I agree that the current chaining mechanism would get very long after even a few steps.

Ususally the most important information is the first and last step
E.g.
The TopHat run should be called 
TopHat on SOLiD 24A

The alignment stats should be 
SAM/BAM Summary Metrics of Solid 24A
With the rest of the tools in the chain identified in the "more information" box.

This would also give graph generating tools a fighting chance to present something useful in any graphs generated.
E.g.
GC Bias Plot of Solid 24A could have a title of Solid 24A instead of dataset_234.dat

What do you think of this first-last model?

Brad

--
Brad Langhorst
New England Biolabs
langhorst@neb.com



From: Jeremy Goecks <jeremy.goecks@emory.edu>
Date: Tue, 31 Jan 2012 09:00:38 -0500
To: Brad Langhorst <langhorst@neb.com>
Cc: "galaxy-dev@lists.bx.psu.edu" <galaxy-dev@lists.bx.psu.edu>
Subject: Re: [galaxy-dev] naming of history steps

Brad,

But I think it might be a lot easier to manage if step names were based on the titles of the history items instead of "data 2" or whatever. 
 
Has this been tried and rejected for some reason? 

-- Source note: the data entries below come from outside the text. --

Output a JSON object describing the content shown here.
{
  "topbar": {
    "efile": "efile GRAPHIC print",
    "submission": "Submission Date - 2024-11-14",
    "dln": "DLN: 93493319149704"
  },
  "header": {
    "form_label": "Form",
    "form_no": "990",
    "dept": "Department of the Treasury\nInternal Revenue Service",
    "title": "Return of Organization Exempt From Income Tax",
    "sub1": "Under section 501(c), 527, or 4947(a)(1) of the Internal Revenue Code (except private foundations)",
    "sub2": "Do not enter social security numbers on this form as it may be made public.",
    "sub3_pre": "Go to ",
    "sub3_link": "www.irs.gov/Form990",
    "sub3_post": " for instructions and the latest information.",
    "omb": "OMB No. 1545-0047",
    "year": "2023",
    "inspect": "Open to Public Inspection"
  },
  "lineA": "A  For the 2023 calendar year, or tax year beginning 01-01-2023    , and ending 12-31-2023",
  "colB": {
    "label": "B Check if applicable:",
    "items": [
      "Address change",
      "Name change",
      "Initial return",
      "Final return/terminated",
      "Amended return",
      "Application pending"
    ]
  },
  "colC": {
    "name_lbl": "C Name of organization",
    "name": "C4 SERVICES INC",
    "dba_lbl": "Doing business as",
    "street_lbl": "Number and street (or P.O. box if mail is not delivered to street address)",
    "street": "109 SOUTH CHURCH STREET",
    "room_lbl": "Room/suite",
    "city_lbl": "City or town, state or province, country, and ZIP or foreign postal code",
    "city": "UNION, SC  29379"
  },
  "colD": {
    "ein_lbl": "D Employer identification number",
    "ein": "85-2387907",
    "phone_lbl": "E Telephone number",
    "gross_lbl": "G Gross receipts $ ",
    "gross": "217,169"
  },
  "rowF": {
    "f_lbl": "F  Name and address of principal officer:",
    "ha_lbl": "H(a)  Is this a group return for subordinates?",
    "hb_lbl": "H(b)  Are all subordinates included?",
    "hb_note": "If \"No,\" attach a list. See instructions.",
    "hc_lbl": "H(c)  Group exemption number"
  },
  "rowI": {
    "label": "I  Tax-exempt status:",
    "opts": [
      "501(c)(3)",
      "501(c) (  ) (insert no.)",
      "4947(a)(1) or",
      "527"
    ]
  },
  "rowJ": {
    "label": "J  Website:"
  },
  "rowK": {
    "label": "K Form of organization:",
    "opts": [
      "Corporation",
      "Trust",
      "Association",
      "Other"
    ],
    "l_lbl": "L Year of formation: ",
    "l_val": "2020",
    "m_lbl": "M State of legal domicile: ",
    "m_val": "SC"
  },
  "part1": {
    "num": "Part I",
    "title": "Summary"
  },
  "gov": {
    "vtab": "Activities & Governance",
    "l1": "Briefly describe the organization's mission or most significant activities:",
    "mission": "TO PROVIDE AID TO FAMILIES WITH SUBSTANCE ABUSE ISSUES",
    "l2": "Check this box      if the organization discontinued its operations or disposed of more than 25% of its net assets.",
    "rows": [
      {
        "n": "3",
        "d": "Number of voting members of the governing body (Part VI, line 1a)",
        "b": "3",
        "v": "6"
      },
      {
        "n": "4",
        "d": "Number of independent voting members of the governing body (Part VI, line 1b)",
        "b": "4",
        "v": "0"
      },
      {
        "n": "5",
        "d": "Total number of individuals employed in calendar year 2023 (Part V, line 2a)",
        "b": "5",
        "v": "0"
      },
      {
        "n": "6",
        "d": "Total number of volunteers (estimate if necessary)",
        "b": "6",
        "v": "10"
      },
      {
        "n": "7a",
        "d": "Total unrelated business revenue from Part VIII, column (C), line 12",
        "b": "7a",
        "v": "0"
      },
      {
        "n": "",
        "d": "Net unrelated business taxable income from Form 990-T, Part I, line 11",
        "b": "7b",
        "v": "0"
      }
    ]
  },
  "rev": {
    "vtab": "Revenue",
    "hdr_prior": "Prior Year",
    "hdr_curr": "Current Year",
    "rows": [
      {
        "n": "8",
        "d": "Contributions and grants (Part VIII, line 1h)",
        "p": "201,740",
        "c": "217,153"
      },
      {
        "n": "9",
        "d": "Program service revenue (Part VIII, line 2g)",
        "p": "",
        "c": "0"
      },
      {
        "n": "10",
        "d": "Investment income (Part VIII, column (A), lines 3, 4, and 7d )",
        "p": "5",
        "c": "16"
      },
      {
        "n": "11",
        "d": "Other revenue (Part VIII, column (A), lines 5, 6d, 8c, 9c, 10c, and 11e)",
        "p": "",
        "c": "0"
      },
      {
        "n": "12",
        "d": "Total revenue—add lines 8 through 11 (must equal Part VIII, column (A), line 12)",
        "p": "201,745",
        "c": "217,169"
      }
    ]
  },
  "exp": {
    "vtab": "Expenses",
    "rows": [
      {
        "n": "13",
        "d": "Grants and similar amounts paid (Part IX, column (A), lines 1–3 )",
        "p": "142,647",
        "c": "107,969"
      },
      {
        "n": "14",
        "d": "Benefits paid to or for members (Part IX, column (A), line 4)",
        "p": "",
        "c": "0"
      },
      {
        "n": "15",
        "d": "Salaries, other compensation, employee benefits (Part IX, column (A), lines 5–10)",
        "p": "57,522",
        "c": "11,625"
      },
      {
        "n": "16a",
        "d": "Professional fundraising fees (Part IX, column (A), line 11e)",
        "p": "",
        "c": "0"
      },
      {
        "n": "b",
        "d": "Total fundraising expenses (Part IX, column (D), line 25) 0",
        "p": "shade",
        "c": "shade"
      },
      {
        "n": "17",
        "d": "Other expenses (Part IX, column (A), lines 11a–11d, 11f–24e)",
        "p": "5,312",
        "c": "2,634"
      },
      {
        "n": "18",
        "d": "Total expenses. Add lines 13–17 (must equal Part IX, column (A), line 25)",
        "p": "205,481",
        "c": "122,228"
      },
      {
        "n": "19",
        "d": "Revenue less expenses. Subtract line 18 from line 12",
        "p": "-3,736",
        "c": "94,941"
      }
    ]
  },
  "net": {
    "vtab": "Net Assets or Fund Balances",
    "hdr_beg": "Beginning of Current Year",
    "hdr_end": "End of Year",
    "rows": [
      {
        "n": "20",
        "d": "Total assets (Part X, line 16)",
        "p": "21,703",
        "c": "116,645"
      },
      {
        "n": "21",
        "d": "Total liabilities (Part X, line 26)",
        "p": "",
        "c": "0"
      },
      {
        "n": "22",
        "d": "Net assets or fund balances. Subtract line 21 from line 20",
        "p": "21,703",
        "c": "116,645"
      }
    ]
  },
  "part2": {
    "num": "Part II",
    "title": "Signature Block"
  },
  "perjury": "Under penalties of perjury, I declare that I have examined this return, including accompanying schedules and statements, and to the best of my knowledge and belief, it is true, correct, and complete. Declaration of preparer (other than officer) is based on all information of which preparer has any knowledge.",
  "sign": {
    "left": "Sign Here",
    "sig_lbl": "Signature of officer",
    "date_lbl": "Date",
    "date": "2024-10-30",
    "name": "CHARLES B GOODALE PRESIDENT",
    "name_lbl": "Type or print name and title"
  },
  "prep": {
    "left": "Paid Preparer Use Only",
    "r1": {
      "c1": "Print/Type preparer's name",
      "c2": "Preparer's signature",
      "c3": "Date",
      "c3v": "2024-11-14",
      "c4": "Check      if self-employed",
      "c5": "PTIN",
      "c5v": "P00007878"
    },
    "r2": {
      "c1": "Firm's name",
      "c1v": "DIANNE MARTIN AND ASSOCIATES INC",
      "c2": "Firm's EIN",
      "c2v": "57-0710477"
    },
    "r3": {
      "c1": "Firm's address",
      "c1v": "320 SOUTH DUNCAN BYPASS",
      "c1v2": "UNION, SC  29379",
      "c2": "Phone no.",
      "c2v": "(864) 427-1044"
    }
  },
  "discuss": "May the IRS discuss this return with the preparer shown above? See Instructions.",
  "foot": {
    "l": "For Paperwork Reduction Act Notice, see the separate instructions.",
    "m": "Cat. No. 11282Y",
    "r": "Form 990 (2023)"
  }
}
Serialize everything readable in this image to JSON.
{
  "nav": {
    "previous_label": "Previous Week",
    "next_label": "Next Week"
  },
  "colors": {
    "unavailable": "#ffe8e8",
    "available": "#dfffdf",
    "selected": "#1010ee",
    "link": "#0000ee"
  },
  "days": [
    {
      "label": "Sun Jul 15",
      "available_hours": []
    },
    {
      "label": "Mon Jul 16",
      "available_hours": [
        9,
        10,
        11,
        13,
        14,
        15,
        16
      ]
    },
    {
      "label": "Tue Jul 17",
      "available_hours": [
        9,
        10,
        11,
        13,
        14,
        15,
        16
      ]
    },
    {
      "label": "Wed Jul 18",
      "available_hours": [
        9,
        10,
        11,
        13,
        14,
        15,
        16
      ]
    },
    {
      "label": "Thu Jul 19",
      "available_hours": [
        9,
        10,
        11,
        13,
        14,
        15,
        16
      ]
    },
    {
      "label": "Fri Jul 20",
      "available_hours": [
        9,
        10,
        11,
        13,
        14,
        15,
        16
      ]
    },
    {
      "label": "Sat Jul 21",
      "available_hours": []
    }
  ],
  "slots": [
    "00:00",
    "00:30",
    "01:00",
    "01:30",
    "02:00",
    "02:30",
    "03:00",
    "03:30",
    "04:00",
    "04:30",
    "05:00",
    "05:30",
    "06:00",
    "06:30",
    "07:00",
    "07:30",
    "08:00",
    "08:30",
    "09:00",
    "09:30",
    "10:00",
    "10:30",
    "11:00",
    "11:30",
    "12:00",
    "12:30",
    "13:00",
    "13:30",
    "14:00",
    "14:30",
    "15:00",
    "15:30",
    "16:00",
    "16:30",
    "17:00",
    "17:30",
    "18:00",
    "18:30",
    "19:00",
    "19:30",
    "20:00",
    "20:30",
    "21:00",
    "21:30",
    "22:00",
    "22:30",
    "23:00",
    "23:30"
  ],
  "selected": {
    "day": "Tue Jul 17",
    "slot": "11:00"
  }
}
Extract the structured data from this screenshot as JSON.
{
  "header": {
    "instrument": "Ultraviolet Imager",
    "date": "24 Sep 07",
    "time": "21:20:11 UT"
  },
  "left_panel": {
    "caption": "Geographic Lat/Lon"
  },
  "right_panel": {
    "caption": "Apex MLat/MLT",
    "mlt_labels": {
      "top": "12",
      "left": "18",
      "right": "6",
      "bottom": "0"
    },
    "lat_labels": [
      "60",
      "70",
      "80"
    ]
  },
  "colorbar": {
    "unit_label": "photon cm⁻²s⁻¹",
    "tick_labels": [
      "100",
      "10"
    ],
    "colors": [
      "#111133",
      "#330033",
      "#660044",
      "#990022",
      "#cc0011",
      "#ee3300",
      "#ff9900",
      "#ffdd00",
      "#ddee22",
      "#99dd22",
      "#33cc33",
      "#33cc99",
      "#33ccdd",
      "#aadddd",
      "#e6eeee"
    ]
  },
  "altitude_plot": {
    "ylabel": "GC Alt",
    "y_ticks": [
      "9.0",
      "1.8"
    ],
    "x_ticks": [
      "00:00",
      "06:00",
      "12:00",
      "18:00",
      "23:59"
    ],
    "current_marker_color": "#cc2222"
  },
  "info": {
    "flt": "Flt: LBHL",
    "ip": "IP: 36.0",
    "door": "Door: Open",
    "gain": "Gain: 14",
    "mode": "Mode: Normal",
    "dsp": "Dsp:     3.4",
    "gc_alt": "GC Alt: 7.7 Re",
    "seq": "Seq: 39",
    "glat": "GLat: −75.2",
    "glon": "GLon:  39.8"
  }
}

It's been tried and rejected because dataset names get very long and unwieldy. E.g. "Sam/Bam Alignment Summary Metrics on Tophat on Filter FASTQ on my_rna_seq_reads"

Would a pull request implementing this change be welcomed?

What we imagine would help is a way to easily show/find a dataset's analysis path -- its parents and its decendants -- so that it's possible to trace the datasets/tools used to create a dataset and the tools/datasets subsequently used. 

This is something we'd like to do but haven't put much effort into yet. Community contributions in this space would be great.

Best,
J.